Tornado CEO Stefan Larson said the project the medical imaging company was working on — a device to be used in operating rooms to analyze breast tissue for tumours — has gotten too expensive. He said the company currently has cash flow issues, so it laid off six engineering employees working on the project. Larson said a seventh person with specialized skills would be transferred to another project.
Larson noted Tornado will honour its two-year lease agreement with the city for its office space in the Whalen Building.
Paul Inksetter, the chair of the Thunder Bay Community Economic Development Corporation, said he was shocked and disappointed by the news, and added the Tornado lab was a key element of the medical cluster the city has been trying to build.
Inksetter said the company's demise shows there is no sector of the economy that is immune from the ups and downs of the business cycle. He said the city will continue to work on building a medical cluster.
Inksetter said he fully expects Tornado will meet its obligations to the city as the leaseholder and to government funding agencies that put money into the project.
The business held its grand opening just over a year ago.
Tornado's head office is in Toronto, but it was expected to significantly add to its workforce of seven employees in Thunder Bay.
"They were in the process of ramping up when I last spoke with them," said Steve Demmings, the CEO of Thunder Bay's Community Economic Development Commission.
Major investments made
Just three months ago, the federal government announced a repayable investment in Tornado. The $360,000 was to help develop an operating room device to analyze breast tumour tissue.
The Northern Ontario Heritage Fund has provided almost $500,000 to Tornado, partly a loan and partly a conditional grant for the same project.

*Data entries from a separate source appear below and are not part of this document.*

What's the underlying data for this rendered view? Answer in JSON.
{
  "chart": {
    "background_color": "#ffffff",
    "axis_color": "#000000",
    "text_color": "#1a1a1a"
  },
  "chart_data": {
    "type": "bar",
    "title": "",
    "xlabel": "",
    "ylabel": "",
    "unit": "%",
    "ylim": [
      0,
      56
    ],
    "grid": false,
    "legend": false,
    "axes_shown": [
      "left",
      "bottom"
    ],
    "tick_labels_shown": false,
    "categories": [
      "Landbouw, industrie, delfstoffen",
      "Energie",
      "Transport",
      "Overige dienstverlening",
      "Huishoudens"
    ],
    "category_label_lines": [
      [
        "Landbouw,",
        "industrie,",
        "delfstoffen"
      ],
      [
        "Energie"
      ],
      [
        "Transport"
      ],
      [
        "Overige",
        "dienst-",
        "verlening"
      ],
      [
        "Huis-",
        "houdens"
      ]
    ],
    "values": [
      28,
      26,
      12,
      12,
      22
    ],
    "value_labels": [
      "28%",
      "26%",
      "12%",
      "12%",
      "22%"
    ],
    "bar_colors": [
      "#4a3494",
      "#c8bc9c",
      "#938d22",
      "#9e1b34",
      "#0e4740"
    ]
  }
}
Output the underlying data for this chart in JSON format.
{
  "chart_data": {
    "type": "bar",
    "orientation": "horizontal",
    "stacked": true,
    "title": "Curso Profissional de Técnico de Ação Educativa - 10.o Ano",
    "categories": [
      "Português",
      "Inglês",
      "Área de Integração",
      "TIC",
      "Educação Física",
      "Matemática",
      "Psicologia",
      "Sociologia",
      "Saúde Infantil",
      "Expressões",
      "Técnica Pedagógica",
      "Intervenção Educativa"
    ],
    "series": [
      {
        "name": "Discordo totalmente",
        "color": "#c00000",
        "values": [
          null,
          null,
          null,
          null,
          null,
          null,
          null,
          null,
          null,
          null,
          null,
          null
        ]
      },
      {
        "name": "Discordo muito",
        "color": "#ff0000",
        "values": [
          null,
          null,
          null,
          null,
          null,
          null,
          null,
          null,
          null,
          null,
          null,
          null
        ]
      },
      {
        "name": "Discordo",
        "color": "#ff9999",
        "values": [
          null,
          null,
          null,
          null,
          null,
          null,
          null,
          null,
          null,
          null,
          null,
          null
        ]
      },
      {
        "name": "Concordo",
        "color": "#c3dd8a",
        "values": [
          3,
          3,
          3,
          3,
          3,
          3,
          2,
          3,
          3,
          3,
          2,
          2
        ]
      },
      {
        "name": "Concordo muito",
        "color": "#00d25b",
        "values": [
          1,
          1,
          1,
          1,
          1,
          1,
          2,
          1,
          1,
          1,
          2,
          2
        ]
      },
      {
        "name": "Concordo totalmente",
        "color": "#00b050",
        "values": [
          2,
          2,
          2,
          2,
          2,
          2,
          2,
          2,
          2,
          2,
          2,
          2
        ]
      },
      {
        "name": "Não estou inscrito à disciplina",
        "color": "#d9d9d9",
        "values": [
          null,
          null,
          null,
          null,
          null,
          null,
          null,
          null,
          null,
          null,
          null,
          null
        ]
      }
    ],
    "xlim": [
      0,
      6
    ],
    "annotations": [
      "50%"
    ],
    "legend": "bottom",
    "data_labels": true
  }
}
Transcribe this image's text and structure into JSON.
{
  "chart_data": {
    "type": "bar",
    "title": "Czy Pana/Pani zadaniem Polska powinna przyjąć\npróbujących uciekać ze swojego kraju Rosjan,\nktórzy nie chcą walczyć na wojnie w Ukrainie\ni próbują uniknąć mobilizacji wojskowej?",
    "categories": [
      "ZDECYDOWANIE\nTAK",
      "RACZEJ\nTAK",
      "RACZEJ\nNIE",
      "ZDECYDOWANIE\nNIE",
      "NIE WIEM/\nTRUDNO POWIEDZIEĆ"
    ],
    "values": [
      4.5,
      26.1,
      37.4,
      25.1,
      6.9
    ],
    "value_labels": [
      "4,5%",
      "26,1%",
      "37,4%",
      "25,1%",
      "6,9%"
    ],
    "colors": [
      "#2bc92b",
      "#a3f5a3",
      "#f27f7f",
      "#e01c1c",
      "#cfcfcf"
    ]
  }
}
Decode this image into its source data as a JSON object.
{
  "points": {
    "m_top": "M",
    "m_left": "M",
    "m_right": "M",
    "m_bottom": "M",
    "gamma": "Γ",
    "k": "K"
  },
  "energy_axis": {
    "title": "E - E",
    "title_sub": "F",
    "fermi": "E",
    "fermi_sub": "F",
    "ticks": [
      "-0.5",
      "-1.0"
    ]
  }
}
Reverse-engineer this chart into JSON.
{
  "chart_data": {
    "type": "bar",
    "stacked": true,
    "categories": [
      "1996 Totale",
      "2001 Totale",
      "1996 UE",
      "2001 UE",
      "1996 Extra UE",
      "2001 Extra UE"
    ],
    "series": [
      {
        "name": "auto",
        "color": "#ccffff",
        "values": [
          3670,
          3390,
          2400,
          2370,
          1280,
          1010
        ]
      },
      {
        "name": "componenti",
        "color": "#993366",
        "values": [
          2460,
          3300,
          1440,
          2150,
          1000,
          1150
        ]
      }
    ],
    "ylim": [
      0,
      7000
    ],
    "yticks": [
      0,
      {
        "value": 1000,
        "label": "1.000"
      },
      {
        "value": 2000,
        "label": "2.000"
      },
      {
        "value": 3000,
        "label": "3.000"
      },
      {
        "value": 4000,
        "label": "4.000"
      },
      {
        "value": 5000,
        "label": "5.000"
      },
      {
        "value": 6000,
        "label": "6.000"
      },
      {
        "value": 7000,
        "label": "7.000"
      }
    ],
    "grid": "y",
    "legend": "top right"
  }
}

There were substantial renovations to the sixth floor of the Whalen Building. The Northern Heritage Fund paid the $1.1 million dollar cost of the renovations.
Councillor Mark Bentz said those expenses are typically recoverable but he's not sure if that's happened yet.
"When the city itself does leasehold improvements, we're supposed to recapture those through the leasing of the space," Bentz said. "I'm certainly interested in finding out what our investment was, and [what] we recoup[ed]."
However, City Manager Tim Commisso said he believes the city has not provided any direct investments.
The cost of attracting Tornado to the city included millions spent on a new building for the Social Services Board — a paying tenant in the Whalen Building that left to make way for Tornado, Councillor Ken Boshcoff said
In a press release issued on May 11, 2011, at the company’s grand opening, the city said it hoped the "renovations will help reposition the 98-year-old Whalen Heritage Building and tie it into the synergies being created by the emerging Waterfront Development. Tornado Medical Systems is the first of many high-end, professional information and communications technology-related users that will be attracted to this unique location."
It now appears the city’s plans to create a highly educated workforce using the talents of graduates from Confederation College and Lakehead University have taken a step backwards.
"They're high-end jobs," Demmings said. "They're exactly the type of businesses that are growing in Thunder Bay in terms of medical cluster."